© JUNGE FREIHEIT Verlag GmbH & Co.  www.jungefreiheit.de    23/03 30. Mai 2003

 
Neue Technologien: SARS
Die Natur hat noch allerhand auf Lager
Angelika Willig

Die großen Siege der Medizin über Infektionskrankheiten wie Pest, Cholera, Lepra und Tuberkulose sind nicht zuletzt Folgen einer verbesserten Hygiene. Das griechische Wort für Gesundheit heißt "hygieia". Doch wo Kinder Allergien ausbilden, weil sie kaum mehr mit Dreck in Berührung kommen, scheint es seinen Sinn zu verlieren. Das könnte sich nun wieder ändern.

SARS mag nur eine vorübergehende und ferne Bedrohung sein, doch David Heymann, Exekutivdirektor der Weltgesundheitsorganisation WHO, warnt: "Es wird in Zukunft viele dieser Seuchen geben." Wie kommt das? Der Erreger für das "Schwere Akute Atemwegssyndrom" ist kein Killervirus mit nie dagewesenen Qualitäten. Er gehört zur Familie der Corona-Viren, die auch harmlose Erkältungen auslösen. Wie die meisten neuen Viren ist er durch eine zufällige Mutation entstanden und foppt uns noch nicht mal, wie das Aidsvirus, durch ständig neue Mutationen.
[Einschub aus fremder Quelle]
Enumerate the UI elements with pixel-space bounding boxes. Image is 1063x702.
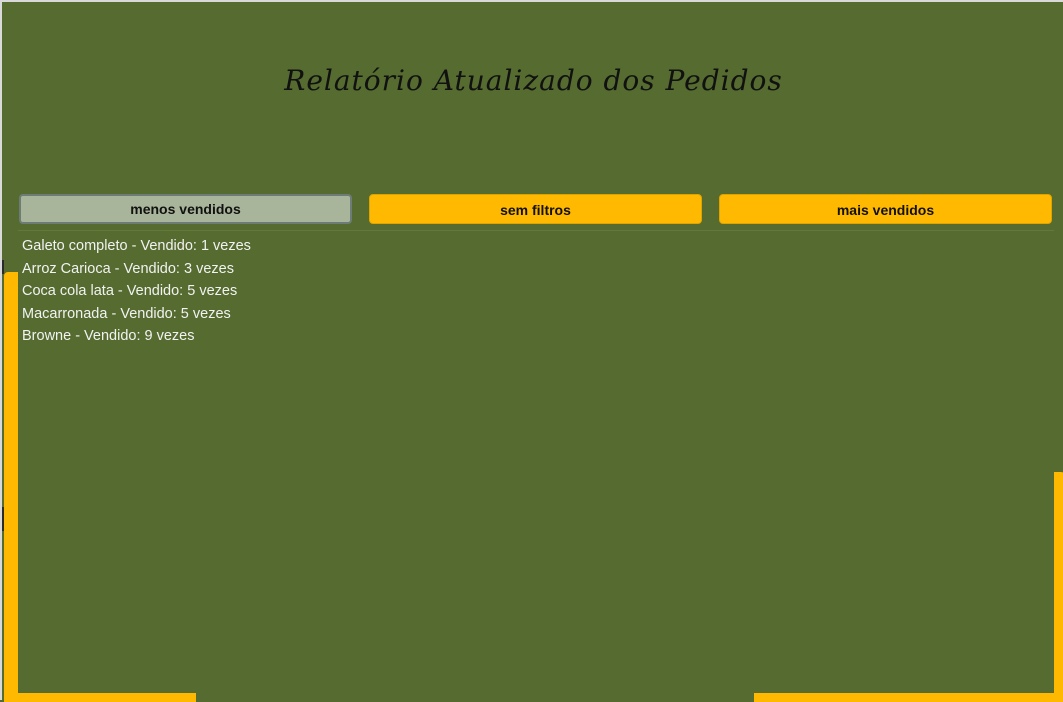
page-title: Relatório Atualizado dos Pedidos (284, 64, 783, 97)
app-window: Relatório Atualizado dos Pedidos menos v… (0, 0, 1063, 702)
window-edge-mark (2, 507, 4, 531)
list-item[interactable]: Coca cola lata - Vendido: 5 vezes (22, 281, 1054, 304)
less-sold-button[interactable]: menos vendidos (19, 194, 352, 224)
right-accent-edge (1054, 472, 1063, 702)
no-filter-button[interactable]: sem filtros (369, 194, 702, 224)
most-sold-button[interactable]: mais vendidos (719, 194, 1052, 224)
left-accent-edge (4, 272, 18, 702)
list-item[interactable]: Macarronada - Vendido: 5 vezes (22, 304, 1054, 327)
window-edge-mark (2, 260, 4, 274)
orders-list-panel[interactable]: Galeto completo - Vendido: 1 vezes Arroz… (18, 230, 1054, 693)
list-item[interactable]: Arroz Carioca - Vendido: 3 vezes (22, 259, 1054, 282)
orders-list: Galeto completo - Vendido: 1 vezes Arroz… (18, 231, 1054, 349)
list-item[interactable]: Galeto completo - Vendido: 1 vezes (22, 236, 1054, 259)
filter-bar: menos vendidos sem filtros mais vendidos (19, 194, 1053, 225)
list-item[interactable]: Browne - Vendido: 9 vezes (22, 326, 1054, 349)
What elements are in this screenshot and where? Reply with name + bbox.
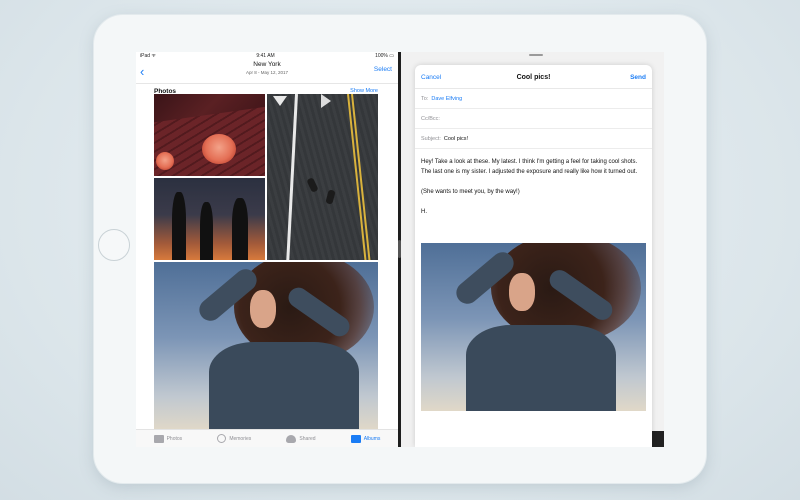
tab-shared[interactable]: Shared xyxy=(286,435,315,443)
grabber-handle[interactable] xyxy=(529,54,543,56)
tab-bar: Photos Memories Shared Albums xyxy=(136,429,398,447)
cc-label: Cc/Bcc: xyxy=(421,116,440,122)
photo-road[interactable] xyxy=(267,94,378,260)
subject-label: Subject: xyxy=(421,136,441,142)
photos-nav-bar: ‹ New York Apr 8 - May 12, 2017 Select xyxy=(136,60,398,84)
body-paragraph: (She wants to meet you, by the way!) xyxy=(421,187,646,197)
select-button[interactable]: Select xyxy=(374,66,392,73)
tab-label: Memories xyxy=(229,436,251,442)
compose-header: Cancel Cool pics! Send xyxy=(415,65,652,89)
photos-icon xyxy=(154,435,164,443)
tab-photos[interactable]: Photos xyxy=(154,435,183,443)
mail-app: Cancel Cool pics! Send To:Dave Elfving C… xyxy=(401,52,664,447)
to-recipient[interactable]: Dave Elfving xyxy=(431,96,462,102)
home-button[interactable] xyxy=(98,229,130,261)
body-signature: H. xyxy=(421,207,646,217)
album-title: New York xyxy=(136,61,398,68)
memories-icon xyxy=(217,434,226,443)
status-bar: iPad ᯤ 9:41 AM 100% ▭ xyxy=(136,52,398,60)
photo-grapefruit[interactable] xyxy=(154,94,265,176)
tab-label: Albums xyxy=(364,436,381,442)
subject-field[interactable]: Subject:Cool pics! xyxy=(415,129,652,149)
time-label: 9:41 AM xyxy=(256,53,274,59)
cc-bcc-field[interactable]: Cc/Bcc: xyxy=(415,109,652,129)
albums-icon xyxy=(351,435,361,443)
compose-title: Cool pics! xyxy=(415,74,652,81)
body-paragraph: Hey! Take a look at these. My latest. I … xyxy=(421,157,646,177)
ipad-screen: iPad ᯤ 9:41 AM 100% ▭ ‹ New York Apr 8 -… xyxy=(136,52,664,447)
photo-portrait[interactable] xyxy=(154,262,378,430)
battery-label: 100% ▭ xyxy=(375,53,394,59)
message-body[interactable]: Hey! Take a look at these. My latest. I … xyxy=(415,149,652,217)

Das Problem ist nur, daß virale Erkrankungen überhaupt schwer zu bekämpfen sind. Man freut sich ja beinahe, wenn man bei einer Erkältung starke Halsschmerzen bekommt, weil dann Antibiotika schnell greifen. Ist es aber "nur" eine virale Infektion, muß das Immunsystem selbst damit fertigwerden, und das dauert die berühmten sieben Tage. Oder denken wir an die Hartnäckigkeit von Herpesviren, die beinahe die Hälfte der Bevölkerung plagen, ohne daß die Medizin viel dagegen tun kann. Das sind Bagatellen. Doch ungern lassen wir uns in diesem Zusammenhang erinnern, daß auch gegen die Pest niemals ein sicher wirkendes Medikament gefunden wurde. Mit anderen Worten, erhöbe eine der alten Seuchen in Europa wieder ihr Haupt, würden wir alle ziemlich mau aussehen.

Das beste und sicherste Mittel gegen Viren bleibt die Vermeidung von Ansteckung. Was die Seuchen vertrieben hat, war die Hygiene; und was sie zurückbringt, ist die globale Verflechtung. Mit Medizin hat das erst in zweiter Linie zu tun. Immer schon versuchte man, durch Trennung und Quarantäne die Krankheit einzugrenzen. Dem "Aussatz" hat diese mitleidlose Handlungsweise sogar den Namen gegeben. Wer jetzt an SARS stirbt, hat vielleicht noch Glück gehabt. Unter dem Titel "Kosmos" gab es in den zwanziger und dreißiger Jahren eine Reihe von Büchlein zur naturwissenschaftlichen Volksbildung. Beim Antiquar ist uns der Band über "Tropenkrankheiten" in die Hände gefallen. Schön bebildert wird hier zum Beispiel das Elend ausgemalt, das eine jahrzehntelange Lepra-Erkrankung mit sich bringt. Auch dagegen gibt es bis heute kein sicheres Mittel. Die Tuberkulose mit ihrer bakteriellen Ansteckung ist gut behandelbar. Trotzdem verbreitet sie sich von Osteuropa ausgehend heute erneut. Wenn die Infektionskrankheiten wirklich wiederkommen, dann könnte es sein, daß das Problem der Arbeitslosigkeit bald aus den Schlagzeilen gerät.